Thick data is a term used to describe rich data in detail, context, and meaning. The data is procured using a qualitative approach, usually with ethnographic data, to provide a deeper understanding of complex situations and relationships. Ethnographic research is a qualitative research method that involves long-term observation of people in their natural setting, focusing on understanding how people live, interact, and make meaning of their lives. Researchers observe a particular community and collect data about people's experiences and perspectives through detailed notes, photography, and audio recordings.
Thick data is observed and gathered by social scientists and anthropologists and used to reveal people's emotions, insights, and personal views based on context and subjective reasoning. Various research methods, including focus groups, in-store videos, customer interviews, online questionnaires, and email surveys, obtain qualitative insights.
Thick data is used by organizations and businesses to understand consumer behavior and develop products and marketing initiatives that align with the emotional preferences of the target audience.
Thick data is increasingly essential in today's data-driven society, as it provides valuable insights that can be used to inform critical decisions across various industries. By leveraging thick data, organizations can better understand their customers, products, and processes, leading to more informed strategies and better outcomes.
Data scientists and social scientists work together to analyze large datasets from consumers' online behavior and datasets extracted from traditional market research methods to comprehensively understand consumer thoughts and behavior regarding cultural context, emotional reasoning, and subconscious cues.
Thick data is often understood as qualitative information that goes beyond measuring numerical output and is seen as complex and unstructured data used to understand human stories. It provides data scientists and anthropologists with valuable information that could be more easily quantifiable.
Thick data is not analyzed using SQL or Python because it needs a pre-trained structure and is often formatted as text, images, or video. Thick data needs to be processed and analyzed using special tools by data scientists, such as Natural Language Processing (NLP) image processing. NLP techniques can analyze text data, such as customer reviews or social media comments, by identifying key metrics, emotions, themes, and sentiments. Video analytics techniques can analyze interactions in a call center. At the same time, image processing techniques can be used to analyze visual data, like customer behavior in a store.
Anthropologists often use thick data to understand human culture and norms better. They may study a particular community using video footage or audio recording to understand how people communicate, interact, and behave in their environment. This information is used to identify customs and social hierarchies, which can later be used to develop products and services that best fit human desires, natural traits, and perceived realities.
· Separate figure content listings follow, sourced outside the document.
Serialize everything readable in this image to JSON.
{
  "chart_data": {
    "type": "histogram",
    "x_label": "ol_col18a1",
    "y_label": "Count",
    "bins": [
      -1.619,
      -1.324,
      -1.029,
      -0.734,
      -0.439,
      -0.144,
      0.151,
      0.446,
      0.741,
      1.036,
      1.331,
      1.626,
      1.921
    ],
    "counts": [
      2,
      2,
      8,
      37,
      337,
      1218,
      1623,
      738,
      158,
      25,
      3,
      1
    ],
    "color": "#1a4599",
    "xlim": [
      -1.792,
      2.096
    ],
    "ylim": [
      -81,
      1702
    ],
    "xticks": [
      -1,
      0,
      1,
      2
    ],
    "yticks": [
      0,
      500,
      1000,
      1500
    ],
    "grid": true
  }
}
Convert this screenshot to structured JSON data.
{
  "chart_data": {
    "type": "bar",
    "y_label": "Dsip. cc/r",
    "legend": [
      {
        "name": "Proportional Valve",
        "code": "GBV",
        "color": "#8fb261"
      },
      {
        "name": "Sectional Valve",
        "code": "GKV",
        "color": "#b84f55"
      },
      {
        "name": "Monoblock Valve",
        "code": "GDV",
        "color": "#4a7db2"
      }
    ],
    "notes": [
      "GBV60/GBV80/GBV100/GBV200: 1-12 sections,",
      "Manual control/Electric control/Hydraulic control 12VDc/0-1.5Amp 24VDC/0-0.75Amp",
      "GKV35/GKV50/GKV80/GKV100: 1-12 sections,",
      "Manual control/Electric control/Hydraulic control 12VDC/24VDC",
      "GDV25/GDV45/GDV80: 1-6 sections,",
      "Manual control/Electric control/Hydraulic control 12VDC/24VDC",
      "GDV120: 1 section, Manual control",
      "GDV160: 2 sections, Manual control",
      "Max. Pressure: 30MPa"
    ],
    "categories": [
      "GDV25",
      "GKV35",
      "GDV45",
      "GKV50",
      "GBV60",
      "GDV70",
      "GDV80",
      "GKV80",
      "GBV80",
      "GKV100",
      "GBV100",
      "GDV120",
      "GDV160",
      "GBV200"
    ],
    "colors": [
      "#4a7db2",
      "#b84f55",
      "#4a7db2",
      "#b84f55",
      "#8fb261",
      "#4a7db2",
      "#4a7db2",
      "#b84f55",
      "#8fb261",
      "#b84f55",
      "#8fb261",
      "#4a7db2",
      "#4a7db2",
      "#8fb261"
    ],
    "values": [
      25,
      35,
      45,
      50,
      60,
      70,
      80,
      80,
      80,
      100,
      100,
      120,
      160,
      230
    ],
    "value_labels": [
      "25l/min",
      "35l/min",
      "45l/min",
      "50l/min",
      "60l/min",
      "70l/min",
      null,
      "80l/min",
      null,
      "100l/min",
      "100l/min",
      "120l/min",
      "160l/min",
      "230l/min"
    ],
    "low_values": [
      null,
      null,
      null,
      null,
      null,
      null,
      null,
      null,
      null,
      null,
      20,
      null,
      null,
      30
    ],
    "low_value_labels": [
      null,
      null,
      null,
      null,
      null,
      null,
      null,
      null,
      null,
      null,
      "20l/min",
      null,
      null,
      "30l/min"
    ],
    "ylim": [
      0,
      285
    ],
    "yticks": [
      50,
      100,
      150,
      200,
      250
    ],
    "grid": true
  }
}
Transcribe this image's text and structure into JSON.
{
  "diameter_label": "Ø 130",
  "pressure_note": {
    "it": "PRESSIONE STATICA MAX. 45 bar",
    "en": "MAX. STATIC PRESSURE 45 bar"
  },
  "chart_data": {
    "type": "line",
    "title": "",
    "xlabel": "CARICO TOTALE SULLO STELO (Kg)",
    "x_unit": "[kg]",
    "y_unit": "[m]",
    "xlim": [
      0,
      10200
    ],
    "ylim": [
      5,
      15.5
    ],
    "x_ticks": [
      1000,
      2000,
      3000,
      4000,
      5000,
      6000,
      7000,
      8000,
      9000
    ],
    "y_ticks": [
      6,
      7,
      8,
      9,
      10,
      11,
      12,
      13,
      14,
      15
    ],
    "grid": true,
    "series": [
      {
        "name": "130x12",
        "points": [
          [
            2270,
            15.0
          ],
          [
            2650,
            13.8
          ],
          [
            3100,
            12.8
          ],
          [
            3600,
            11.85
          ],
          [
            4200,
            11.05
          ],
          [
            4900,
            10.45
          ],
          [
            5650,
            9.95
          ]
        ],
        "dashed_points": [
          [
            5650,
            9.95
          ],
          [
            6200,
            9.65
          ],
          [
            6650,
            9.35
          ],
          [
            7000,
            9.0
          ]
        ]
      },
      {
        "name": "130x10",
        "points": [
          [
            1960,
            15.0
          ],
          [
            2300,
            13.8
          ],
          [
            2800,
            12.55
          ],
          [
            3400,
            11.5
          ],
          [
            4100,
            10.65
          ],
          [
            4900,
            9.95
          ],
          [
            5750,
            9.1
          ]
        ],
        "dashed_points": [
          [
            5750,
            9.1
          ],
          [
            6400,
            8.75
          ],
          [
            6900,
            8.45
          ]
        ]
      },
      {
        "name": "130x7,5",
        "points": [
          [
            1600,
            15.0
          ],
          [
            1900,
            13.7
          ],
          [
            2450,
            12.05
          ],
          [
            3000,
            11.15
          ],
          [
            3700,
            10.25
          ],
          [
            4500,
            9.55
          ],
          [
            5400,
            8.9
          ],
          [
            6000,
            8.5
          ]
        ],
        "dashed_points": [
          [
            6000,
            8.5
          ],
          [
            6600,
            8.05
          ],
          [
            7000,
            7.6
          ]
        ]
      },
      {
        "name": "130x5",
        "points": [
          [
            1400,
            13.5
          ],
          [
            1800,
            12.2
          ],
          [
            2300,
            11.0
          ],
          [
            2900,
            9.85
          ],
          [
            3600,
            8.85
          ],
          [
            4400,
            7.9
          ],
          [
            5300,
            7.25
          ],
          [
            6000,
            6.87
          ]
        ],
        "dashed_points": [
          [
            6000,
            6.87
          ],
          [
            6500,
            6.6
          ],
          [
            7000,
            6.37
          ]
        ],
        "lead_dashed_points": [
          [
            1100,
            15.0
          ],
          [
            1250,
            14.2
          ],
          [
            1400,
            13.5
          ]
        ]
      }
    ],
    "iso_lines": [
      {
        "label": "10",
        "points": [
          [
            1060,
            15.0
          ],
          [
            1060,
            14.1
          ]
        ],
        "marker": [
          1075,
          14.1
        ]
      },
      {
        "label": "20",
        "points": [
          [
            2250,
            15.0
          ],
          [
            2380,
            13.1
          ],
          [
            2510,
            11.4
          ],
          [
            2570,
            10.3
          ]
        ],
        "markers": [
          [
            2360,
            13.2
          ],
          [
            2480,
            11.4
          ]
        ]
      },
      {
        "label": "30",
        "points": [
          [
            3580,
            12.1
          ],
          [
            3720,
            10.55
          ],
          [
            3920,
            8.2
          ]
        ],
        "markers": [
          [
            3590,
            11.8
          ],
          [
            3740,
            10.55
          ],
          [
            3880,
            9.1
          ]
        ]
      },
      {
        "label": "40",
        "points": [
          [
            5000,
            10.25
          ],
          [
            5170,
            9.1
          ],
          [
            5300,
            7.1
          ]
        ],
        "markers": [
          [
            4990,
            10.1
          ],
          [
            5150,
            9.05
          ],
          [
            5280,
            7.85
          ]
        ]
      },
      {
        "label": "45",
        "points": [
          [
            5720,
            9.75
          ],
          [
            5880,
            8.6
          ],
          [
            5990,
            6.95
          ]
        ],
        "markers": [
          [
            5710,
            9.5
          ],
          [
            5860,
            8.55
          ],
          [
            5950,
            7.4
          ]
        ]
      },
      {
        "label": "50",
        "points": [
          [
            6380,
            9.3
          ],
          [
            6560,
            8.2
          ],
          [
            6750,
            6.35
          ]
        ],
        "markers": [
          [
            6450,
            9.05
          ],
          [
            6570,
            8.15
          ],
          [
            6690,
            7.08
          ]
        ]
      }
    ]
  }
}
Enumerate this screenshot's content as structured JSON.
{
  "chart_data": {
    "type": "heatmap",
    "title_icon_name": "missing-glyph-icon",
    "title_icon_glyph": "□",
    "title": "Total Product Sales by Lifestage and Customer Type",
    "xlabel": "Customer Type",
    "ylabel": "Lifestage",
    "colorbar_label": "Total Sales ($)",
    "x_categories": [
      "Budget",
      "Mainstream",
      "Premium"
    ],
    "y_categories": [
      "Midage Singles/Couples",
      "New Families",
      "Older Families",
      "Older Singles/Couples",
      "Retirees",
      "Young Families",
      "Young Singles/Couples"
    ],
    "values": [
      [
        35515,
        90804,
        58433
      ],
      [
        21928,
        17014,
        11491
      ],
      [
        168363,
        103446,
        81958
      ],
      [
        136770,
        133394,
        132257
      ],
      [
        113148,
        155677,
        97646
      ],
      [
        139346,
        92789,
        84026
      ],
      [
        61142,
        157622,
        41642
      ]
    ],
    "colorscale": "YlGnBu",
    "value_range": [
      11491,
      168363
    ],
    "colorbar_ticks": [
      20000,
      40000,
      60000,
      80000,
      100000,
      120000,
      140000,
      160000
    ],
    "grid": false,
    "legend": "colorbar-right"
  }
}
The power of thick data is its potential to drive innovation. Organizations can gain a unique perspective on consumer preferences by analyzing the datasets mentioned above. This can lead to identifying new opportunities, developing innovative products and services, and implementing efficient processes.
Thick data can potentially improve customer relationships and engagement. Organizations can develop personalized marketing and sales strategies that increase customer empathy, leading to higher sales and deeper brand loyalty.
Future-use applications can also include organizations reducing risk using thick data to make better business decisions and gain competitive advantage. Businesses can gain insights into market trends, demand patterns, and other potentially troubling economic variables. These insights can reduce costs and minimize the risk of making large-scale mistakes.
Thick data is present in healthcare, where patient records contain large amounts of detailed and contextual information, including medical notes, lab results, and prescriptions. This rich dataset can be used to gain insights into patient health and well-being and identify trends and patterns that inform clinical decision-making.
Thick data in healthcare might include a patient's genome sequence, which can be analyzed to gain insights into their risk of developing certain diseases. Thick data can include information such as electronic health records, social media feeds, and sensor data, which has the potential to provide a more comprehensive view of a patient's health and daily habits.